Automotive industry sees 29 per cent fall in new car registrations
By Matt Hall | 6th January 2021
The UK new car market fell by almost a third in 2020, with annual registrations dropping to 1,631,064 units, according to figures published by the industry body.
The Society of Motor Manufacturers and Traders (SMMT) said that a -10.9 per cent decline in December wrapped up a turbulent 12 months, which saw demand fall by 680,076 units to the lowest level of registrations since 1992.
Against a backdrop of Covid restrictions, an acceleration of the end of sale date for petrol and diesel cars to 2030 and Brexit uncertainty, the industry suffered a total turnover loss of some £20.4 billion.
The year saw also saw -31.1 per cent fewer vehicles joining large company car fleets.
It was, however, a bumper year for battery and plug-in hybrid electric cars, which together accounted for more than one in 10 registrations - up from around one in 30 in 2019.
More than 100 plug-in car models are now available to UK buyers, and manufacturers are scheduled to bring more than 35 to market in 2021 - more than the number of either petrol or diesel new models planned for the year.

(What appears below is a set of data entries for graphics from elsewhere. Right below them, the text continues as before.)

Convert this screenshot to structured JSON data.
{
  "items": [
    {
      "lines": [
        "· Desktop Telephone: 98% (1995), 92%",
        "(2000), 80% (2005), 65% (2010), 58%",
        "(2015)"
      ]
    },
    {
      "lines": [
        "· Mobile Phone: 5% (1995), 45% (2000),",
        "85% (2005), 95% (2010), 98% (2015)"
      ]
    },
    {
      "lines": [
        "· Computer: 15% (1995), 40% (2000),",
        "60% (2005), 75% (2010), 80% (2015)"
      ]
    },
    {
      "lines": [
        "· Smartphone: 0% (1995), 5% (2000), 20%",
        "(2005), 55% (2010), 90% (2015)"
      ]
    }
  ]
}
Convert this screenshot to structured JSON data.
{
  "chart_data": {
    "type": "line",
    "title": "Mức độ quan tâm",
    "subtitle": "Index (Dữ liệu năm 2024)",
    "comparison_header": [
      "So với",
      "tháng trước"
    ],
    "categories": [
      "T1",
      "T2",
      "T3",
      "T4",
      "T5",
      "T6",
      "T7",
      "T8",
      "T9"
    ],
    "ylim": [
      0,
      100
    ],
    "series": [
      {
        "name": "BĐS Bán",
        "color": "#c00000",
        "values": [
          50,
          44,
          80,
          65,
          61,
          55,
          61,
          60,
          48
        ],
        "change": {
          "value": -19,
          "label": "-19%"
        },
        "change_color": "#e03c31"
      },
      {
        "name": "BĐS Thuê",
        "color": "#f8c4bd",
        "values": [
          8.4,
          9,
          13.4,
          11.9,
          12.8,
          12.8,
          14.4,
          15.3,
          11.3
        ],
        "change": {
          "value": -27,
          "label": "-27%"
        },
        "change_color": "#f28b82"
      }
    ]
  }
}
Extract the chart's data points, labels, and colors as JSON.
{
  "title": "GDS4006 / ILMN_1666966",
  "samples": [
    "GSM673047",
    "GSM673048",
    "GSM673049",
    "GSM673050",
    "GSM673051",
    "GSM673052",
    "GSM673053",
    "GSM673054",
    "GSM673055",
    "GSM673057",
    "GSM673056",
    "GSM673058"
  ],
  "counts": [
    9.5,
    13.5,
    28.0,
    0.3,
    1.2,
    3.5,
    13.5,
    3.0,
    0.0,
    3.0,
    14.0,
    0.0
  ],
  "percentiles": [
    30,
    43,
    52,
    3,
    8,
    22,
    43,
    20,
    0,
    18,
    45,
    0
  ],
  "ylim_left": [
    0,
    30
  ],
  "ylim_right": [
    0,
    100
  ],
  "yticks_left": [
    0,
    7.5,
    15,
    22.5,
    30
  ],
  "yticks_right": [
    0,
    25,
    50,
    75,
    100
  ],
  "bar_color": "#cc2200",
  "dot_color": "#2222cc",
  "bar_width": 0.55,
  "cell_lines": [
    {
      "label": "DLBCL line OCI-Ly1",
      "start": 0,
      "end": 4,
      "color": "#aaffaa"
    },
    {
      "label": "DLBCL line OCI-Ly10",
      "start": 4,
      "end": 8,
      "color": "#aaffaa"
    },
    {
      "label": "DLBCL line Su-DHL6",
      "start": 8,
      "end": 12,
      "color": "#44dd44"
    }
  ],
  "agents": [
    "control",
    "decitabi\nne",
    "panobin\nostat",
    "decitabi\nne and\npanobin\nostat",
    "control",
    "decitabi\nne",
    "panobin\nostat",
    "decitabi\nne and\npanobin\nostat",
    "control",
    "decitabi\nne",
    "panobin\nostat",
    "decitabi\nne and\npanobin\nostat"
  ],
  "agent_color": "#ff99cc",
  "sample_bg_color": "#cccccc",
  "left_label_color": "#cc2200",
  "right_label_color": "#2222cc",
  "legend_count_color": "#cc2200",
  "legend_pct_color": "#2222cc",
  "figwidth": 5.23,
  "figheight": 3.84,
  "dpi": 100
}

SMMT said that ahead, another lockdown across England and ongoing tough restrictions across the rest of the UK will further impact the industry and, while click and collect can continue to provide a lifeline, it cannot offset the impact of showroom closures.
Mike Hawes, SMMT chief executive, said: "2020 will be seen as a 'lost year' for Automotive, with the sector under pandemic-enforced shutdown for much of the year and uncertainty over future trading conditions taking their toll.
"However, with the rollout of vaccines and clarity over our new relationship with the EU, we must make 2021 a year of recovery. With manufacturers bringing record numbers of electrified vehicles to market over the coming months, we will work with government to encourage drivers to make the switch, while promoting investment in our globally-renowned manufacturing base - recharging the market, industry and economy."